GrapeUL-YOLO: bidirectional cross-scale fusion with elliptical anchors for robust grape detection in orchards.
Xiuli Zhu, Zhenghong Yu, Chengwei Li
Abstract
Open AccessAccurate grape detection in orchards is a core link in realizing automated harvesting. To address the challenges in orchard environments, such as complex grape backgrounds, variable lighting conditions, and dense occlusion of fruits, this study proposes a highly robust real-time grape detection model for orchard scenarios, namely Grapevine Ultra-Lightweight YOLO (GrapeUL-YOLO). Based on YOLOv11, this model enhances detection performance through three innovative designs: firstly, it adopts a Cross-Scale Residual Feature Backbone (CSRB) as the feature extraction network, combining 16 × downsampling operation with modules such as C3k2_SP and SPPELAN, which reduces computational complexity while retaining multi-scale features of grapes from small clusters to entire clusters; secondly, it constructs an Adaptive Bidirectional Fusion Network (ABFN) in the detection Neck, and through CARAFE content-aware upsampling and a bidirectional cross-scale concatenation mechanism, it strengthens the interaction between spatial details and semantic information, thereby improving the feature fusion capability in scenes with dense occlusion; thirdly, it designs a shape-adaptive detection Head, which uses customized elliptical anchor boxes to match the natural shape of grapes and detects grape targets of different sizes according to scale division.
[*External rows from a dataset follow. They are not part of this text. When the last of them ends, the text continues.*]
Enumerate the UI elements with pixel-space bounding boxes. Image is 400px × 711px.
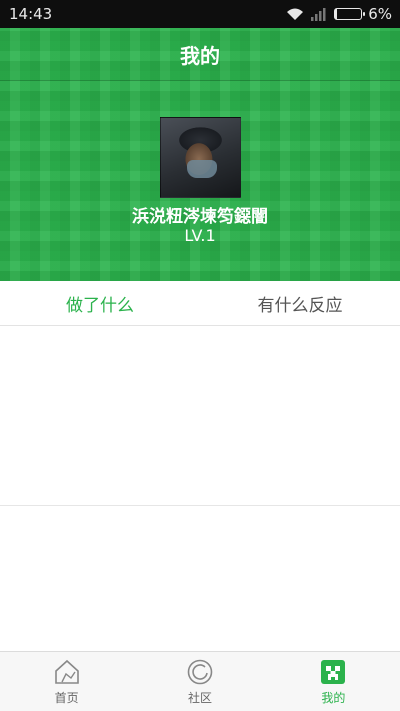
nav-mine[interactable]: 我的 (267, 652, 400, 711)
page-title: 我的 (180, 44, 220, 68)
status-time: 14:43 (9, 5, 53, 23)
user-level: LV.1 (184, 226, 216, 245)
avatar-mask-detail (187, 160, 217, 178)
profile-tabs: 做了什么 有什么反应 (0, 281, 400, 326)
signal-icon (311, 8, 326, 21)
username: 浜涚粈涔堜笉鐚闇 (132, 207, 268, 227)
tab-reactions[interactable]: 有什么反应 (200, 281, 400, 325)
nav-community[interactable]: 社区 (133, 652, 266, 711)
status-bar: 14:43 6% (0, 0, 400, 28)
nav-community-label: 社区 (187, 690, 212, 705)
home-icon (54, 659, 79, 684)
nav-home[interactable]: 首页 (0, 652, 133, 711)
header-divider (0, 80, 400, 81)
status-icons: 6% (286, 5, 392, 23)
battery-fill (335, 9, 337, 19)
screen: 14:43 6% 我的 浜涚粈涔堜笉鐚闇 LV.1 做了什么 有什么反应 首页 … (0, 0, 400, 711)
community-icon (187, 659, 213, 684)
creeper-icon (321, 659, 346, 684)
battery-icon (334, 8, 366, 20)
bottom-nav: 首页 社区 我的 (0, 651, 400, 711)
wifi-icon (287, 8, 304, 20)
tab-activity[interactable]: 做了什么 (0, 281, 200, 325)
profile-header: 我的 浜涚粈涔堜笉鐚闇 LV.1 (0, 28, 400, 281)
nav-mine-label: 我的 (321, 690, 346, 705)
content-divider (0, 505, 400, 506)
nav-home-label: 首页 (54, 690, 79, 705)
battery-percent: 6% (368, 5, 392, 23)
avatar[interactable] (160, 117, 241, 198)
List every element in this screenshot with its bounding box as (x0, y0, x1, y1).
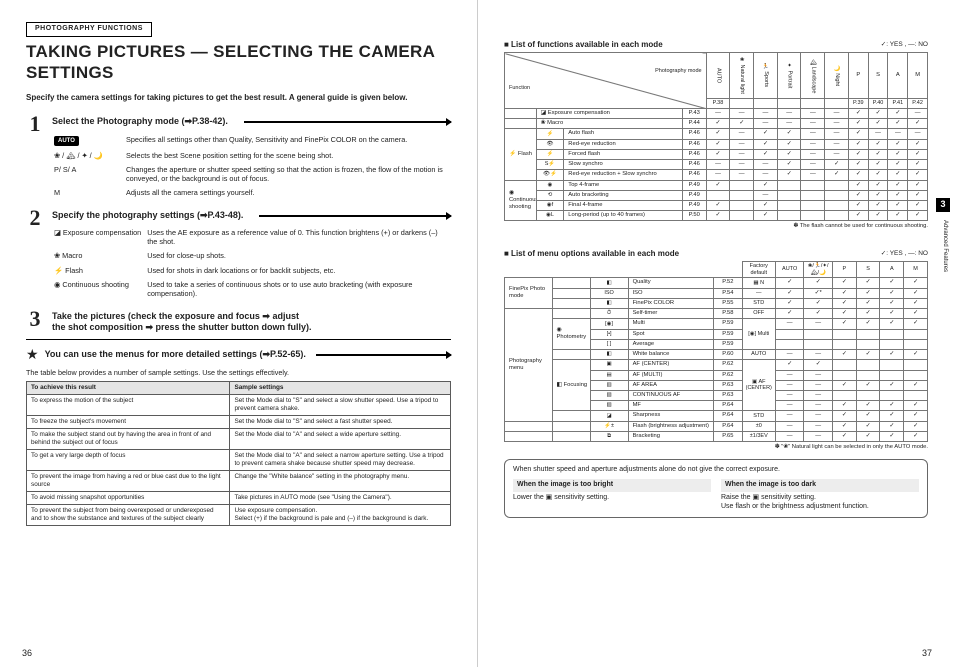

Experimental results show that on the Embrapa WGISD dataset, the mAP@0.5 of GrapeUL-YOLO reaches 0.912, and the mAP@0.5:0.95 is 0.576, both outperforming 9 mainstream models including CenterNet and YOLOv11; meanwhile, the model has only 5.11M parameters and an average detection time of 16.9ms per image, achieving a balance between high precision and lightweight, and providing an efficient solution for automated grape detection and harvesting in orchards.